Unlike my previous recipes for power bites, these energy power bites cut into squares can almost pass for a healthy brownie-like treat, or at least I would like to think so. (And they unlike a brownie, do not need to be baked.) They have great texture and just the right amount of sweetness. Any combination of chia, flax and hemp seeds help pack a nutritious punch into these bite size easy-to-make, energy bites.
Cocoa Oatmeal Energy Power Bites
- 1 tablespoon coconut oil, melted and cooled, plus more for the pan
- 1 ounce unsweetened chocolate, grated
- 9 Medjool dates, pitted
- 1/2 cup almond butter (any nut butter works)
- 3 tablespoons ground chia seeds, flaxseed chia seeds and/or hemp seeds
- 1/2 teaspoon salt
- 1/2 teaspoon ground cinnamon
- 1/2 teaspoon vanilla extract
- 3 tablespoons ground almond flour
- 4 tablespoons oatmeal, ground
- 1 teaspoon cocoa powder
- 3 tablespoons unsweetened shredded coconut
- flaky sea salt
- Step 1 Line an 8×8 baking pan with parchment paper allowing an overhang on the sides. Melt a little coconut oil and, using a pastry brush, lightly coat the parchment paper to prevent sticking. Set aside.
- Step 2 Place the dates in a small bowl and cover with boiling water. Cover with plastic wrap and allow to sit for 10 minutes to soften.
- Step 3 Drain the dates and set aside.
- Step 4 In the bowl of a kitchen mixer such as a Cusinart fitted with a metal attachment, add the coconut oil, dates and almond butter. Pulse until the ingredients come together.
- Step 5 Add the ground flaxseed, ground chia seed, ground hemp seed, salt, cinnamon, and vanilla, pulse to incorporate.
- Step 6 Add the almond flour, ground oatmeal, grated chocolate, cocoa powder, and shredded coconut and pulse to mix.
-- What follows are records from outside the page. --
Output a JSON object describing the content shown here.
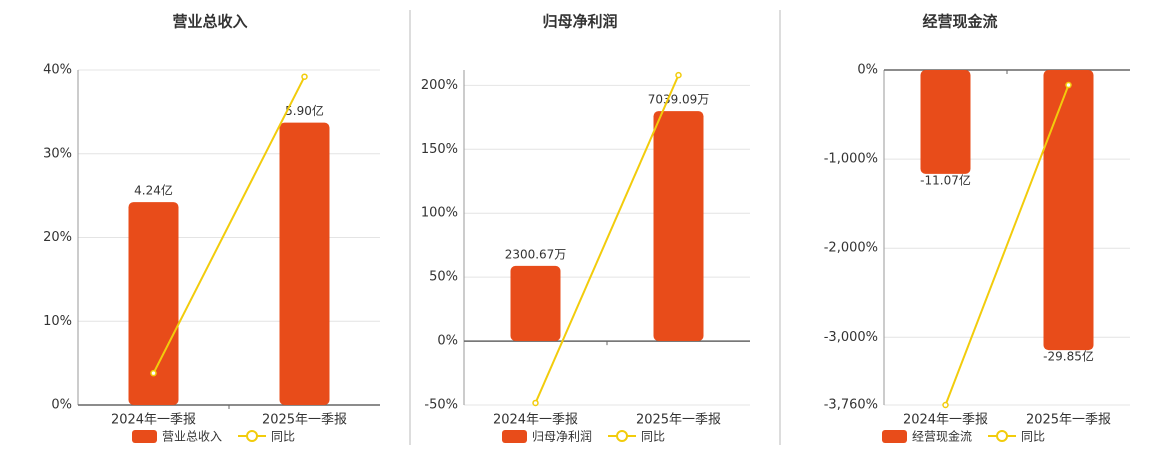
{
  "chart_data": [
    {
      "type": "bar",
      "title": "营业总收入",
      "categories": [
        "2024年一季报",
        "2025年一季报"
      ],
      "series": [
        {
          "name": "营业总收入",
          "color": "#e84c1a",
          "axis": "y2",
          "values": [
            4.24,
            5.9
          ],
          "value_labels": [
            "4.24亿",
            "5.90亿"
          ]
        },
        {
          "name": "同比",
          "color": "#f2cc0c",
          "type": "line",
          "values": [
            3.8,
            39.2
          ]
        }
      ],
      "ylim": [
        0,
        40
      ],
      "yticks": [
        {
          "value": 0,
          "label": "0%"
        },
        {
          "value": 10,
          "label": "10%"
        },
        {
          "value": 20,
          "label": "20%"
        },
        {
          "value": 30,
          "label": "30%"
        },
        {
          "value": 40,
          "label": "40%"
        }
      ],
      "y2lim": [
        0,
        7
      ],
      "grid": true,
      "legend": "bottom"
    },
    {
      "type": "bar",
      "title": "归母净利润",
      "categories": [
        "2024年一季报",
        "2025年一季报"
      ],
      "series": [
        {
          "name": "归母净利润",
          "color": "#e84c1a",
          "axis": "y2",
          "values": [
            2300.67,
            7039.09
          ],
          "value_labels": [
            "2300.67万",
            "7039.09万"
          ]
        },
        {
          "name": "同比",
          "color": "#f2cc0c",
          "type": "line",
          "values": [
            -48.4,
            208
          ]
        }
      ],
      "ylim": [
        -50,
        212
      ],
      "yticks": [
        {
          "value": -50,
          "label": "-50%"
        },
        {
          "value": 0,
          "label": "0%"
        },
        {
          "value": 50,
          "label": "50%"
        },
        {
          "value": 100,
          "label": "100%"
        },
        {
          "value": 150,
          "label": "150%"
        },
        {
          "value": 200,
          "label": "200%"
        }
      ],
      "y2lim": [
        -1960,
        8300
      ],
      "grid": true,
      "legend": "bottom"
    },
    {
      "type": "bar",
      "title": "经营现金流",
      "categories": [
        "2024年一季报",
        "2025年一季报"
      ],
      "series": [
        {
          "name": "经营现金流",
          "color": "#e84c1a",
          "axis": "y2",
          "values": [
            -11.07,
            -29.85
          ],
          "value_labels": [
            "-11.07亿",
            "-29.85亿"
          ]
        },
        {
          "name": "同比",
          "color": "#f2cc0c",
          "type": "line",
          "values": [
            -3760,
            -169
          ]
        }
      ],
      "ylim": [
        -3760,
        0
      ],
      "yticks": [
        {
          "value": 0,
          "label": "0%"
        },
        {
          "value": -1000,
          "label": "-1,000%"
        },
        {
          "value": -2000,
          "label": "-2,000%"
        },
        {
          "value": -3000,
          "label": "-3,000%"
        },
        {
          "value": -3760,
          "label": "-3,760%"
        }
      ],
      "y2lim": [
        -35.7,
        0
      ],
      "grid": true,
      "legend": "bottom"
    }
  ]
}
- Step 7 Using your hands, press the mixture into the prepared pan. Cover with plastic wrap and chill until firm, about 1 hour.
- Step 8 To serve, lift the parchment paper from the pan and place on a cutting board. Slice into 16 squares and sprinkle with flaked sea salt.
- Step 9 If stored in an airtight container in the refrigerator, these squares can be kept for up to 2 week.